Dr. Michael Aldape and his colleagues at the Veterans Affairs Medical Center in Boise, Idaho, describe this case and summarize clinical features of 44 additional cases of C. sordellii infection reported in the literature (Clin. Infect. Dis. 2006;43:1436–46). Almost all of the affected individuals had been healthy before infection.
About 24 hours after the 4-year-old was discharged from the emergency department in a long arm cast for a closed transverse fracture of the arm, severe pain and swelling of the arm and fingers led to his hospital admission. He was taken to the operating room after intravenous cefazolin was started. Volar fasciotomy of the superficial and deep compartments of the arm was required. Although he was afebrile, with a blood pressure of 128/82 mm Hg, his pulse increased to 150 beats/min.
Twelve hours later, the boy's pulse increased to 164 beats/min, and his blood pressure dropped to 108/60 mm Hg. He remained afebrile. The left forearm became grossly swollen, so intravenous vancomycin was started. Gentamicin and piperacillin were started when WBC and platelet counts increased. A second surgery revealed necrotic and foul-smelling muscle, fat, and fascia, with complete stoppage of blood flow to the wrist, Dr. Aldape and his colleagues said. Tissue samples obtained at both surgeries subsequently revealed large, gram-negative rods identified as C. sordellii.
The boy's WBC count continued to climb the next day, and by midafternoon he was hemodynamically unstable, with increasing hypotension, tachycardia, metabolic acidosis, and decreased urine output. Hours later, ultrasound-guided pericardiocentesis produced straw-colored liquid. Refractory hypotension developed, and the patient died.
Two other cases involved C. sordellii infections in children. One was a 17-day-old infant who developed neonatal toxic omphalitis and died despite aggressive treatment that included multiple debridements and broad-spectrum antibiotics. The third case was a 12-year-old boy who developed C. sordellii sepsis following an ear infection but survived after an intensive 2-week course of antibiotic therapy and supportive care, the authors said.
Of the 45 cases of C. sordellii infection, 19 occurred following trauma or nongynecologic surgery, with 53% mortality. Ten cases of C. sordellii infection in injection drug users were reported, with 50% mortality. Eight cases were associated with normal childbirth, five with medically induced abortion, and two with spontaneous abortion. All 15 of the latter cases were fatal. One case of fatal spontaneous endometritis was reported.

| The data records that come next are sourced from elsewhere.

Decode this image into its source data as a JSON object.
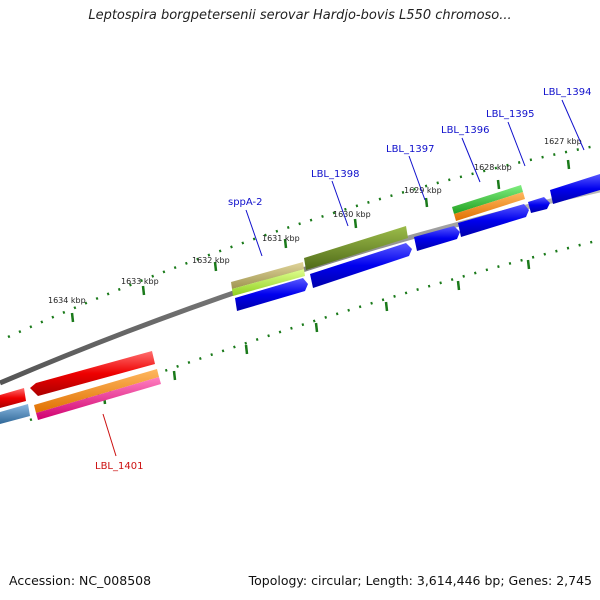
{
  "title": "Leptospira borgpetersenii serovar Hardjo-bovis L550 chromoso...",
  "footer": {
    "accession": "Accession: NC_008508",
    "summary": "Topology: circular; Length: 3,614,446 bp; Genes: 2,745"
  },
  "colors": {
    "backbone": "#808080",
    "tick": "#1a7a1a",
    "label_blue": "#1010cc",
    "label_red": "#cc1010",
    "cds_blue": "#0000ee",
    "cds_red": "#ee0000",
    "cds_olive": "#6b8e23",
    "cds_tan": "#bdb76b",
    "cds_lime": "#adff2f",
    "cds_green": "#32cd32",
    "cds_orange": "#ff8c00",
    "cds_pink": "#ff1493",
    "cds_steel": "#4682b4"
  },
  "scale": {
    "unit": "kbp",
    "labels": [
      "1634 kbp",
      "1633 kbp",
      "1632 kbp",
      "1631 kbp",
      "1630 kbp",
      "1629 kbp",
      "1628 kbp",
      "1627 kbp"
    ]
  },
  "genes": [
    {
      "name": "LBL_1394",
      "strand": "forward"
    },
    {
      "name": "LBL_1395",
      "strand": "forward"
    },
    {
      "name": "LBL_1396",
      "strand": "forward"
    },
    {
      "name": "LBL_1397",
      "strand": "forward"
    },
    {
      "name": "LBL_1398",
      "strand": "forward"
    },
    {
      "name": "sppA-2",
      "strand": "forward"
    },
    {
      "name": "LBL_1401",
      "strand": "reverse"
    }
  ]
}
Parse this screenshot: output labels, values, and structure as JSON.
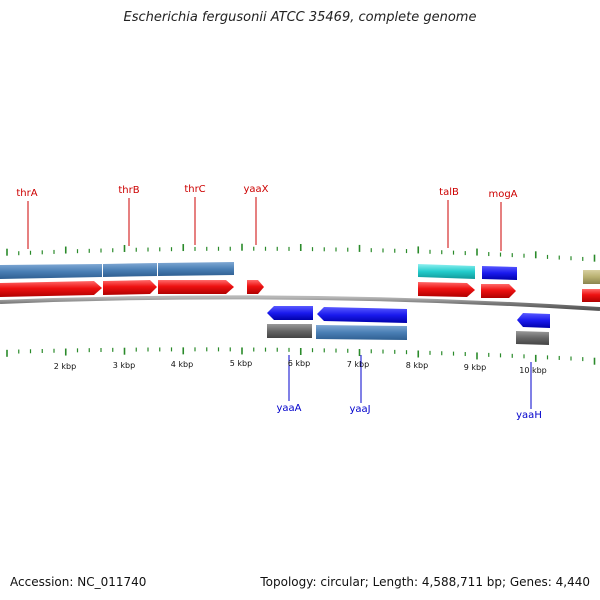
{
  "title": "Escherichia fergusonii ATCC 35469, complete genome",
  "footer": {
    "accession": "Accession: NC_011740",
    "summary": "Topology: circular; Length: 4,588,711 bp; Genes: 4,440"
  },
  "colors": {
    "forward_cds": "#ee1111",
    "forward_feature": "#4a7fb5",
    "reverse_cds": "#1a1aee",
    "reverse_feature": "#666666",
    "cyan_feature": "#22cccc",
    "olive_feature": "#b8b070",
    "tick": "#2a8a2a",
    "backbone": "#808080"
  },
  "kbp_labels": [
    "2 kbp",
    "3 kbp",
    "4 kbp",
    "5 kbp",
    "6 kbp",
    "7 kbp",
    "8 kbp",
    "9 kbp",
    "10 kbp"
  ],
  "top_genes": [
    "thrA",
    "thrB",
    "thrC",
    "yaaX",
    "talB",
    "mogA"
  ],
  "bottom_genes": [
    "yaaA",
    "yaaJ",
    "yaaH"
  ]
}
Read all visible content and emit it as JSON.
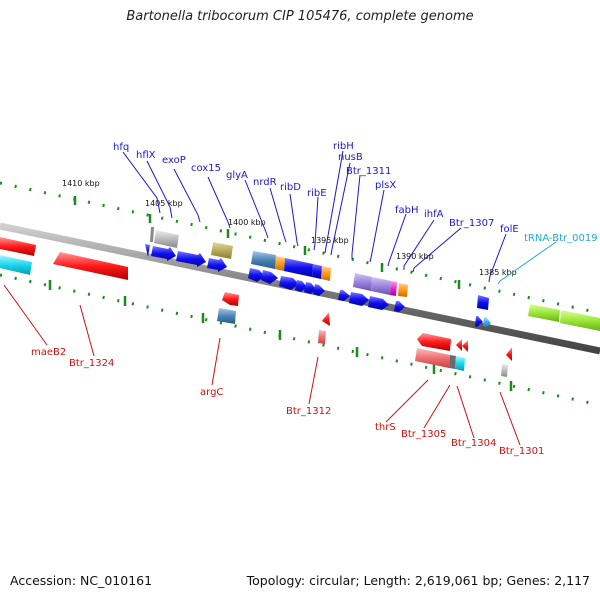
{
  "title": "Bartonella tribocorum CIP 105476, complete genome",
  "footer": {
    "accession": "Accession: NC_010161",
    "summary": "Topology: circular; Length: 2,619,061 bp; Genes: 2,117"
  },
  "colors": {
    "upper_gene_label": "#1a1acc",
    "lower_gene_label": "#cc1111",
    "trna_label": "#22aacc",
    "backbone": "#777777",
    "tick": "#338833",
    "cds_forward": "#1111ee",
    "cds_reverse": "#ee1111"
  },
  "scale_labels": [
    "1410 kbp",
    "1405 kbp",
    "1400 kbp",
    "1395 kbp",
    "1390 kbp",
    "1385 kbp"
  ],
  "upper_labels": [
    "hfq",
    "hflX",
    "exoP",
    "cox15",
    "glyA",
    "nrdR",
    "ribD",
    "ribE",
    "ribH",
    "nusB",
    "Btr_1311",
    "plsX",
    "fabH",
    "ihfA",
    "Btr_1307",
    "folE",
    "tRNA-Btr_0019"
  ],
  "lower_labels": [
    "maeB2",
    "Btr_1324",
    "argC",
    "Btr_1312",
    "thrS",
    "Btr_1305",
    "Btr_1304",
    "Btr_1301"
  ]
}
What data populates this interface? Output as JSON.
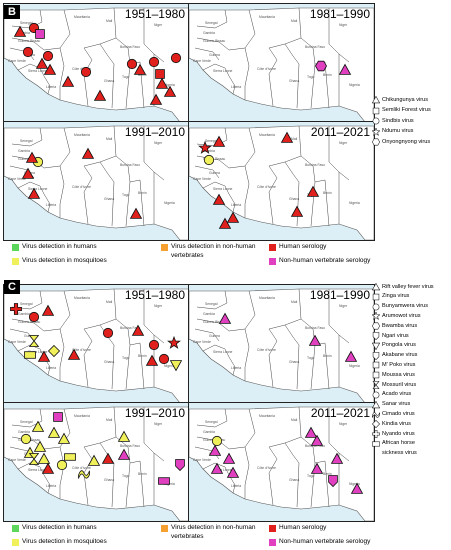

Diagnosis of C. sordellii infection is challenging because initial symptoms are nonspecific. Although patients may have deep infection, they are afebrile and lack signs of local infection. “By the time local signs and symptoms appear, patients are hypotensive and organ failure is occurring,” the researchers said. A collection of six distinctive clinical features uniquely characterizes C. sordellii infection: marked leukocytosis, refractory hypotension, severe tachycardia, profound capillary leak syndrome, hemoconcentration, and persistent absence of fever, they added.
Little information is available concerning appropriate antimicrobial treatment of C. sordellii infection. C. sordellii is likely to be resistant to aminoglycosides and sulfonamides but susceptible to beta-lactams, chloramphenicol, and tetracycline. There is no commercially available preparation of C. sordellii antitoxin, they said.
“Physicians should suspect C. sordellii infection in patients who present within 2–7 days after an injury, surgical procedure, drug injection, childbirth, or MIA [medically induced abortion] and… complain of pain, nausea, vomiting, and diarrhea but are afebrile,” the researchers concluded.